Although the next release of SQL Server (code-named Yukon) is still a future topic, the information that Microsoft has revealed about the upcoming product release is both exciting and troubling. Some of the upcoming changes will require many DBAs to acquire new skill sets. In particular, one of Microsoft's stated goals with the Yukon release is the integration of the Microsoft .NET Framework's Common Language Runtime (CLR) with SQL Server. This integration has some huge implications for developers and DBAs. Probably the biggest change will be the expanded ability to use any of the .NET languages, such as Visual Basic .NET or C#, to create stored procedures, functions, and triggers. Although T-SQL isn't going away, it will no longer be the only game in town, so DBAs will absolutely need to be conversant in one or more of the .NET languages.
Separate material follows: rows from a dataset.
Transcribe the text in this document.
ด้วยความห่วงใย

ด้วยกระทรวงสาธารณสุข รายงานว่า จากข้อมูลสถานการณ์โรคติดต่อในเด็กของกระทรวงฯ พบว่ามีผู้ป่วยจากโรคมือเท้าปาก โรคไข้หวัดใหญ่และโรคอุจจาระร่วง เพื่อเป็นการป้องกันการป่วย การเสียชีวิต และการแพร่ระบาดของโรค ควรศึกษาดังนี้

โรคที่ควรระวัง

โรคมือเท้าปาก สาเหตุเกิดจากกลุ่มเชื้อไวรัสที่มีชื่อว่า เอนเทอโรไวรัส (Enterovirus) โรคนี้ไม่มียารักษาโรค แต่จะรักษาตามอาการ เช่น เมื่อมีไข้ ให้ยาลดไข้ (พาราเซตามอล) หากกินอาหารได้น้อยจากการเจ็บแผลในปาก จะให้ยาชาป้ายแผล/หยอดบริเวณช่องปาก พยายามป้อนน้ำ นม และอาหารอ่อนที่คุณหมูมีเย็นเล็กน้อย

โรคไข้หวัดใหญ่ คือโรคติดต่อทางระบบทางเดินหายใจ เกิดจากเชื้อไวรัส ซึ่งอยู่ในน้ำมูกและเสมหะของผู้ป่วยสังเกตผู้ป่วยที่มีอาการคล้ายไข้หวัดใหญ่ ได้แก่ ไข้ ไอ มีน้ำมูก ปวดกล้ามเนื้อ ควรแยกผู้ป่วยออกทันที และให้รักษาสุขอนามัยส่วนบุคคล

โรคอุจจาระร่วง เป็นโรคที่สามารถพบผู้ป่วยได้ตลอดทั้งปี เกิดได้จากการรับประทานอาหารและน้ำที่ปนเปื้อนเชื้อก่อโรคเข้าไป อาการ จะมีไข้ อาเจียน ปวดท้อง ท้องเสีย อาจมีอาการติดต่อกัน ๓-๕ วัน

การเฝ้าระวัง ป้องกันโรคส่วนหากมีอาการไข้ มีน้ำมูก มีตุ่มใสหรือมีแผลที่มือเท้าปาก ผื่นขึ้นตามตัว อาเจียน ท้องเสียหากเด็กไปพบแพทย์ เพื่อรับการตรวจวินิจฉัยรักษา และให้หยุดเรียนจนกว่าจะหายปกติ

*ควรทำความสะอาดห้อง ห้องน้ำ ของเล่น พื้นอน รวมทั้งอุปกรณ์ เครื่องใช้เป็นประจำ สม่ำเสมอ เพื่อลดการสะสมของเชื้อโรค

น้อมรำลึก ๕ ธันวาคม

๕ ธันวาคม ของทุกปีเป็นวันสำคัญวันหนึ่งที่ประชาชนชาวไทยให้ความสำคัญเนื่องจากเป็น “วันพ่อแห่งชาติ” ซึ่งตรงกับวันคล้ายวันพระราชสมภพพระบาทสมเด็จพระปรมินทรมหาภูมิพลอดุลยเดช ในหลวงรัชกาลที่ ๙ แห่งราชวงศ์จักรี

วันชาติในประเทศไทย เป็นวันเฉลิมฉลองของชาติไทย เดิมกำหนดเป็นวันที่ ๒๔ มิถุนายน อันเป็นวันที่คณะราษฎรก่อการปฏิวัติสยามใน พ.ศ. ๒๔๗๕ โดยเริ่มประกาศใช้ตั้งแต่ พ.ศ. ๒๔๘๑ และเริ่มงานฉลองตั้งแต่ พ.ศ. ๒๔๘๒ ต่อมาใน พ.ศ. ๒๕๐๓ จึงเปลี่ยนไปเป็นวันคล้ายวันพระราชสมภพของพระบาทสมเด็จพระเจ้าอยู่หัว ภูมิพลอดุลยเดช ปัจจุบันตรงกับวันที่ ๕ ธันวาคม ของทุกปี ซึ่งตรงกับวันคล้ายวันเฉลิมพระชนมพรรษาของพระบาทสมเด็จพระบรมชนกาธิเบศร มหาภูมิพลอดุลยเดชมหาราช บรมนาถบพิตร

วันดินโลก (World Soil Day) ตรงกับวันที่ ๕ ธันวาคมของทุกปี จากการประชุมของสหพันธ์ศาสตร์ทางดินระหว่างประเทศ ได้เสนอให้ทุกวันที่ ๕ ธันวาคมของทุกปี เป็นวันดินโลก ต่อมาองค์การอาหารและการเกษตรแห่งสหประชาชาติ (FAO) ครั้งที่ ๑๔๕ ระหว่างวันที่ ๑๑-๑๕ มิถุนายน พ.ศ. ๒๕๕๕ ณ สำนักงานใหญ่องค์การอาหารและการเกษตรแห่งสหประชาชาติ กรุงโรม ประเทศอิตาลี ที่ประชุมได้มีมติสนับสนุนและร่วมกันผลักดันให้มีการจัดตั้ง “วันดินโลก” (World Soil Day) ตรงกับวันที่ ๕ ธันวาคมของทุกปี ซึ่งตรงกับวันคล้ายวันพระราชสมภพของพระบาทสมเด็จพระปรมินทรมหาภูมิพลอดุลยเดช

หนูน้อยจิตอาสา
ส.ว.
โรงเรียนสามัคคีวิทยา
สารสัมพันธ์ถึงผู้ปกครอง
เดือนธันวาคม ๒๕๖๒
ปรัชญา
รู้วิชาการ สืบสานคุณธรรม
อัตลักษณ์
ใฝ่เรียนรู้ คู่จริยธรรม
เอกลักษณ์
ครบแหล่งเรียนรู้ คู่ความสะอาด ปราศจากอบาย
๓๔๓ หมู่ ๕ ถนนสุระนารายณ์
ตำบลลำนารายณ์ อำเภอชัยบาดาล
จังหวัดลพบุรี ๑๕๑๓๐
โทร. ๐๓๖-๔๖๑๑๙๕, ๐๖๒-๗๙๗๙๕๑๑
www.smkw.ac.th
Even if you don't intend to take advantage of these new programming languages for writing database objects right out of the box, you can be sure that many application vendors and developers will begin incorporating these new SQL Server CLR enhancements into their applications. The DBA will need developer-like language skills to know that these new database objects and applications are working the way they're intended to.

Using the more capable .NET languages to build database objects lets you make those objects more complex. Plus, unlike T-SQL, which is designed to work with data sets, the .NET languages aren't designed with set-at-a-time processing in mind. These two factors increase the likelihood that well-meaning developers who aren't database-savvy will build inefficient data-access routines. To prepare for this situation, DBAs need to not only understand the .NET languages but also be intimately familiar with Profiler, SQL Server's performance-analysis tool. Using Profiler can help you quickly diagnose data-access problems and illustrate the nature of these problems to developers and application vendors.

Although some of the upcoming Yukon enhancements certainly bring challenges with them, these challenges will have corresponding opportunities as well. Advanced language support helps put SQL Server on an even playing field with the other enterprise database products such as Oracle and IBM DB2. As Microsoft implements these enterprise-oriented improvements, I'm certain that SQL Server will continue to climb upward into the enterprise, giving SQL Server DBAs and developers bigger and better job opportunities as well.